In oil-well primary cementing, it is generally required that the pressure resulting from the hydrostatic head of the column of cement slurry and other wellbore contents not exceed the fracture pressure of the formation. If this pressure exceeds the formation fracture pressure, a fracture may form. Cement slurry flowing into the fracture then decreases the amount of cement within the borehole, and an inadequate amount of cement may remain in the borehole to support the casing. Casings are therefore cemented into wellbores in formations having a low fracture gradient using low density cement slurries.

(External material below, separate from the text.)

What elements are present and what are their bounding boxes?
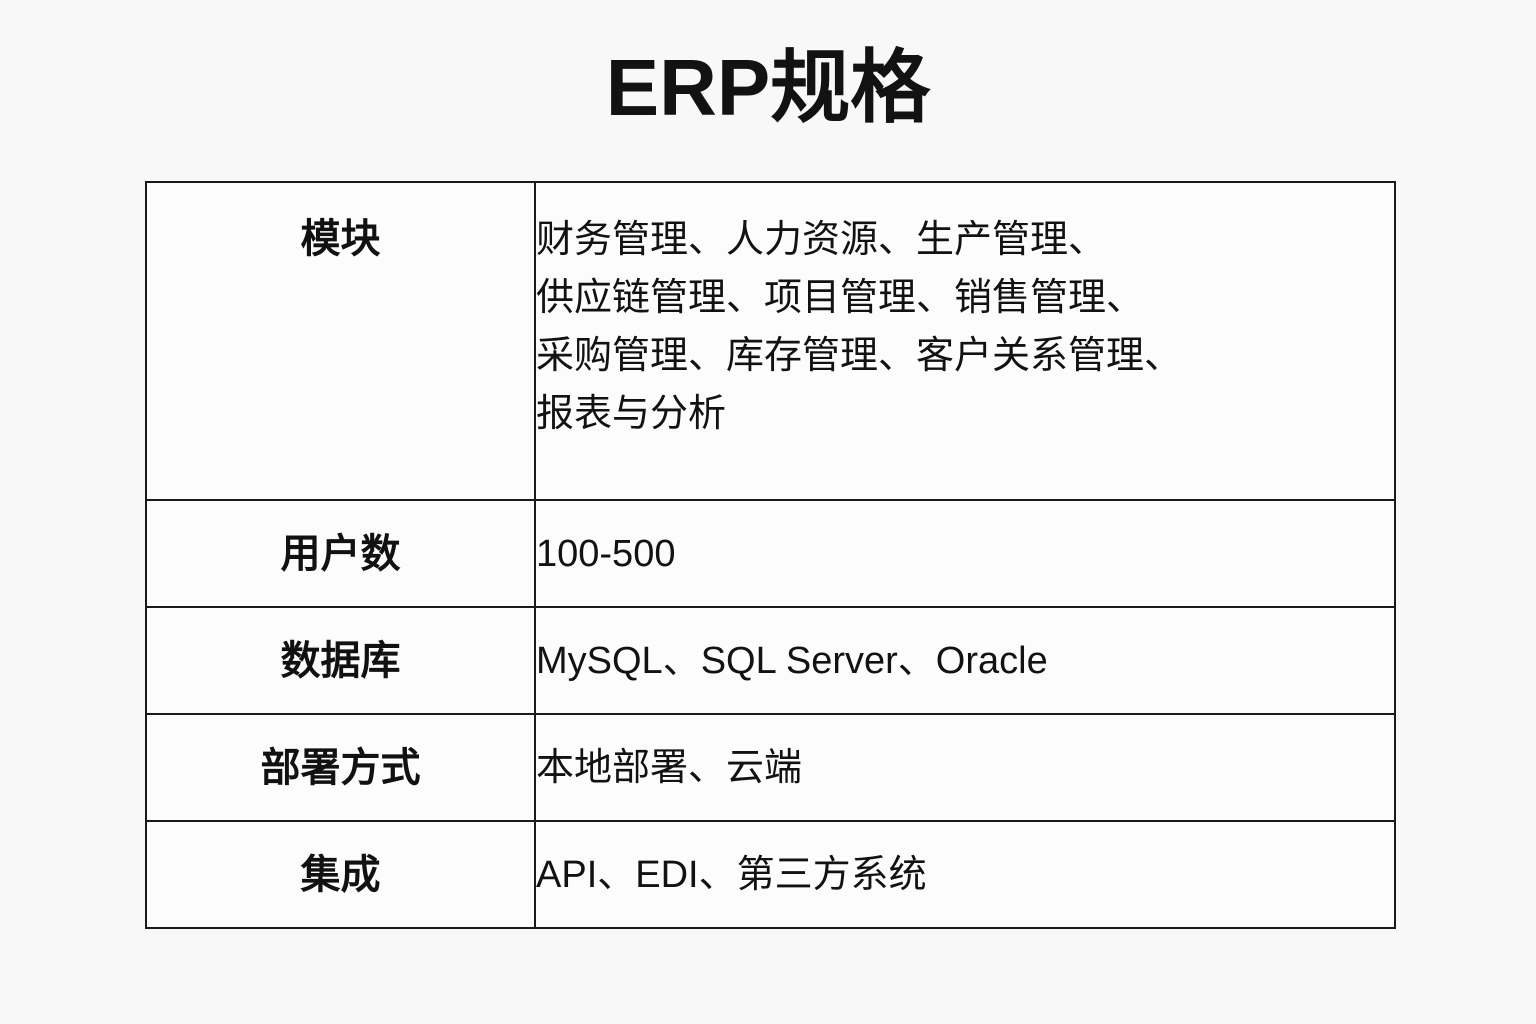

Low density cement slurries can be provided by creating a foam from the slurry, diluting the cementitious components with additional water, or including in the slurry a low density aggregate such as graphite or hollow spheres. These low density cement slurries generally result in set cements having relatively low compressive strengths, high porosity and low thermal conductivity.
It is therefore sometimes advantageous to use higher density cement slurries and avoid fracturing the formation by other means. For example, a wellbore can be cemented in stages. In each stage, a portion of the wellbore is cemented. The portion is small enough that the static head of even a high density cement and other wellbore fluids do not exceed the fracture pressure of the formation. Staged cementing is time consuming and can result in discontinuities in the set cement.
High density cement slurries are preferred for cementing wellbores for recovery of hydrocarbons by thermal recovery processes. In particular, heat injection wells in thermal conduction process are preferably cemented with cements that can withstand high temperatures for extended periods of time, and have high thermal conductivity. High alumina content cements meet these requirements, and have low porosity and high strength. But high alumina content cement slurries are generally very dense.
Cement slurries typically contain fluid loss additives to reduce the loss of water from the slurry into permeable formations. This fluid loss can result in the slurry becoming dehydrated and viscous. This is called "flash setting" and is typically avoided in well cementing art by the use of ample initial water in the slurry and fluid loss additives. Polymers are often used as fluid loss additives used in cement slurries. Such polymers function by creating an immobile gel in pores of the formation adjacent to the cement slurry. Fluid loss additives therefore do not prevent or control fracturing but only prevent the loss of water from the slurry prior to hydration.
It is therefore an object of the present invention to provide a method to cement a wellbore wherein the cement slurry density exceeds the fracture gradient of the formation in which the cement is to be placed.